LOUISVILLE, Ky. — "It's an extremely busy time I think for all of us in the logistics industry at the moment," said Larry St. Onge who is the President of Life Sciences and Healthcare at DHL.
With the looming deadline of a fast-tracked FDA approval of a COVID-19 vaccine, the weight is being felt on distributors to get these vaccines to people in need.
"You can't underestimate this, this is the largest logistics healthcare problem the world's ever seen," said St. Onge.
DHL is a delivery service that is partnering with Pfizer, one of the top two companies showing promising results for a vaccine.
"Certainly working with them in frequent conversation and planning and analyzing how we can potentially be a part of the solution to move forward," said St. Onge.
Ensuring the vaccines are shipped in proper conditions and show up unharmed to clients is a big task. One that DHL says takes a huge amount of collaboration between manufacturers, the private and public sector.
"In many cases, the product won't get stored for long periods of time, so I anticipate that there are solutions out there, but we are analyzing our network," said St. Onge.
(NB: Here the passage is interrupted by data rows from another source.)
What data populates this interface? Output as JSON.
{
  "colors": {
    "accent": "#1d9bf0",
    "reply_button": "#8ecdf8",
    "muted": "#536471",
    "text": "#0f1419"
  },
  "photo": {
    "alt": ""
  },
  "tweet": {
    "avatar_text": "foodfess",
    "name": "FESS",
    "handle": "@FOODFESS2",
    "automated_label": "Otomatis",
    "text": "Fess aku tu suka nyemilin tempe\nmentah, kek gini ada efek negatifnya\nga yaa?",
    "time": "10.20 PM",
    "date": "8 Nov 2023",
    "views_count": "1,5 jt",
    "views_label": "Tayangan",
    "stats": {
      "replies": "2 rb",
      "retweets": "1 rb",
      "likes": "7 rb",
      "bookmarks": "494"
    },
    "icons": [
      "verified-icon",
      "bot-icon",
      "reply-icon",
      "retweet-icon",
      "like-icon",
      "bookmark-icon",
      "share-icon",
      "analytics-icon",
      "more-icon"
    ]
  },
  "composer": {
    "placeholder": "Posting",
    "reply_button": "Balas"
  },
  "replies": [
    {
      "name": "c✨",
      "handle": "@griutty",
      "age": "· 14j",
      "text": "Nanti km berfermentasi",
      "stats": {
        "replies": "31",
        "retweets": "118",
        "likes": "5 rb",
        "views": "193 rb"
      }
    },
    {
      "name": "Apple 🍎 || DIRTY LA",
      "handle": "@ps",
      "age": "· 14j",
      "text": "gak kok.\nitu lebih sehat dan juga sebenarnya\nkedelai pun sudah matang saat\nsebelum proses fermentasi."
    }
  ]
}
Some of the vaccines need to be cooled in freezers up to minus 80 degrees Celsius. UPS is currently expanding at their GMP facility in Louisville to ensure they have space to store any vaccine. They're adding more cooler and freezer space.
"In order to make healthcare happen, the logistics have to happen too. Because the best therapies, the best treatments and devices in the world won't make a difference if they're not where the patient needs them," said St. Onge.